2レイヤー(2L)、2.5レイヤー(2.5L)と3レイヤー(3L)の違いや機能性について
透湿防水メンブレンと呼ばれるものが現在多数のメーカーから販売されています。
ePTFEという疎水性(水を寄せ付けない)素材を表地に貼り、親水性(水を引き寄せる)PUコーティングをしたものが主流です。
ですがそれ自体は非常に薄い被膜ゆえ破れやすく、むき出しの状態で使うのはリスクがあります。
2L・・・表地+被膜のみ
基本的にそのままで使うことはなく、裏地が付いたり、中綿などと組み合わせて使います。
3L・・・一枚もので使えるように裏に極薄のトリコット編みのメッシュを付けた物です。
メッシュで覆われているので擦れたり引っ掛けたりして破くリスクは下がりますが、透湿性は低下します。
2.5L・・・3Lのトリコットメッシュの代わりに滑りの良いプリントをしています。
1枚使いを想定した軽量化とストレッチシェルなど、メンブレンのストレッチ性を活かした製品に使用されています。
3つのレイヤーのいいとこ取りをしています。
耐水圧と透湿性について
■耐水圧
一般的にどれだけの水圧に耐えればいいのか、、、目安として
①小雨~300~800mm
②中雨1,000mm~2,000mm
③大雨5,000~10,000mm
④(風を伴う)嵐10,000mm~20,000mmくらいだと言われています。

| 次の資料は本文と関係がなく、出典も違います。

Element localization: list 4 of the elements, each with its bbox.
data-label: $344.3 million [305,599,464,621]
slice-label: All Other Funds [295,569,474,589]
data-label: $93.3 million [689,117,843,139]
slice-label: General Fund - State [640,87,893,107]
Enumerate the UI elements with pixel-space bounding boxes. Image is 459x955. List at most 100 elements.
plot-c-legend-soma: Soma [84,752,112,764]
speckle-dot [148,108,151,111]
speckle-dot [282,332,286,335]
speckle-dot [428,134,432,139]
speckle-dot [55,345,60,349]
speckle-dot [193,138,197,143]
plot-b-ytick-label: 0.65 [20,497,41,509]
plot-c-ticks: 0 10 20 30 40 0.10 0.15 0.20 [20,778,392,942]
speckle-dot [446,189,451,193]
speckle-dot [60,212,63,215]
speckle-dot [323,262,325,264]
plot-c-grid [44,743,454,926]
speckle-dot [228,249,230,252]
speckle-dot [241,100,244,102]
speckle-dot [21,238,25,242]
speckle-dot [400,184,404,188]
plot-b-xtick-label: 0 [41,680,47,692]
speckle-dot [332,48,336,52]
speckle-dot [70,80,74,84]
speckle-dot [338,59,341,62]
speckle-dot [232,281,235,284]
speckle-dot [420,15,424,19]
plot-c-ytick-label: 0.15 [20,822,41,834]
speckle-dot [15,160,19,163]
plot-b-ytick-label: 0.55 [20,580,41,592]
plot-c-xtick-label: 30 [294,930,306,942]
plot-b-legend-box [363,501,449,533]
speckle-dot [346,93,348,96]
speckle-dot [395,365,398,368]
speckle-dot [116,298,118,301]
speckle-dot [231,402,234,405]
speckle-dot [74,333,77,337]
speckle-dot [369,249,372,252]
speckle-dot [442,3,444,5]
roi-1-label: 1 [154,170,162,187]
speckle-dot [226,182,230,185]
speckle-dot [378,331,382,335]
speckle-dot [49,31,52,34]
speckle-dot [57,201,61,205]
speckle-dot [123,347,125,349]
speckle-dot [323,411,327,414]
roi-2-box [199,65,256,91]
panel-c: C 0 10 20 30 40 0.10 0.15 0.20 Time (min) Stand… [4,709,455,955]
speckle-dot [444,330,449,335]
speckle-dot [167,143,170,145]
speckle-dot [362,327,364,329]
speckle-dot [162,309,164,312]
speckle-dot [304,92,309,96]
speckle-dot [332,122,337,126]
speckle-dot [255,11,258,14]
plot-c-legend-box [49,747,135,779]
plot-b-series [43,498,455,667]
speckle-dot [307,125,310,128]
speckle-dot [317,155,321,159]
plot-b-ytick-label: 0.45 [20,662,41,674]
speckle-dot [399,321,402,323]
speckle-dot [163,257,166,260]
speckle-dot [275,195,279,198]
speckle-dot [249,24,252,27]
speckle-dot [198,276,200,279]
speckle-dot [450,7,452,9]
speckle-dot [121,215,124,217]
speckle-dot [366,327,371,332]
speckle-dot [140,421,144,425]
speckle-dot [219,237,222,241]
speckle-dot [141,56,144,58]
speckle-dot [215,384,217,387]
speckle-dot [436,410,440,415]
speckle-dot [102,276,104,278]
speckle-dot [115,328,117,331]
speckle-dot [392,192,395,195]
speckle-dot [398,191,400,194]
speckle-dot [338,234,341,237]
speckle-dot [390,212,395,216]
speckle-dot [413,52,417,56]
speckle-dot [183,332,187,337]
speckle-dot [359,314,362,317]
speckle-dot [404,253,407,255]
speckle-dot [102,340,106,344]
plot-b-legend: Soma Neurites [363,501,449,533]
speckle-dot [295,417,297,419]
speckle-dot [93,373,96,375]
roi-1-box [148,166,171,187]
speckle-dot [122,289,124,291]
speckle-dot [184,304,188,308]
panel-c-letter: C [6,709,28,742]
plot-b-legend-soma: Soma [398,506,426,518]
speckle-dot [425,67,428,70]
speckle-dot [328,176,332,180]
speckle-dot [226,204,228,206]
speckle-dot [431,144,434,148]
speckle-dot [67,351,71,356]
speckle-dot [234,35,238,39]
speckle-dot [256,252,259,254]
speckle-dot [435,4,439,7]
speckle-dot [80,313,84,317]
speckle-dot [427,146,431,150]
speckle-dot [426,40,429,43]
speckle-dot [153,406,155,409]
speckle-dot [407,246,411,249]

(※耐水圧=防水性能と考えてOKです)
タウンユースで考えた場合、傘を併用しますので②の2,000mm程度の耐水圧があれば十分と言えます。
10,000mm~20,000mmのハイスペックは冬季山岳、縦走、またはマリンスポーツなどの予期せぬ天候に備えたスペックと言えます。
■透湿性
水を防ぐだけなら生地に樹脂を塗ったり、貼ったりすればいいことなのですが、人間の肌は常に水分を放出しているため通気性がないとムレを感じます。
しかしながら防水性と通気性は相反する機能ゆえ、開発されたのが多孔質メンブレンというものです。多孔質の穴は水の粒子よりも小さく、水蒸気よりも大きいので水は通さず水蒸気は通す性質があります。これを透湿性と言います。
単位はgram per sqm(g/㎡)でほとんどのメーカーはこれを24時間換算しています。
一般的なもので5,000g/㎡・24h~10,000g/㎡・24hです。ハイスペックなものは20,000g/㎡・24hや50,000g/㎡・24hというものまであります。
高性能なものほど高価です。このスペックは発汗量や運動強度で求めるスペックは違いますので、それぞれお財布と相談しながらスペックを決めるのがいいです。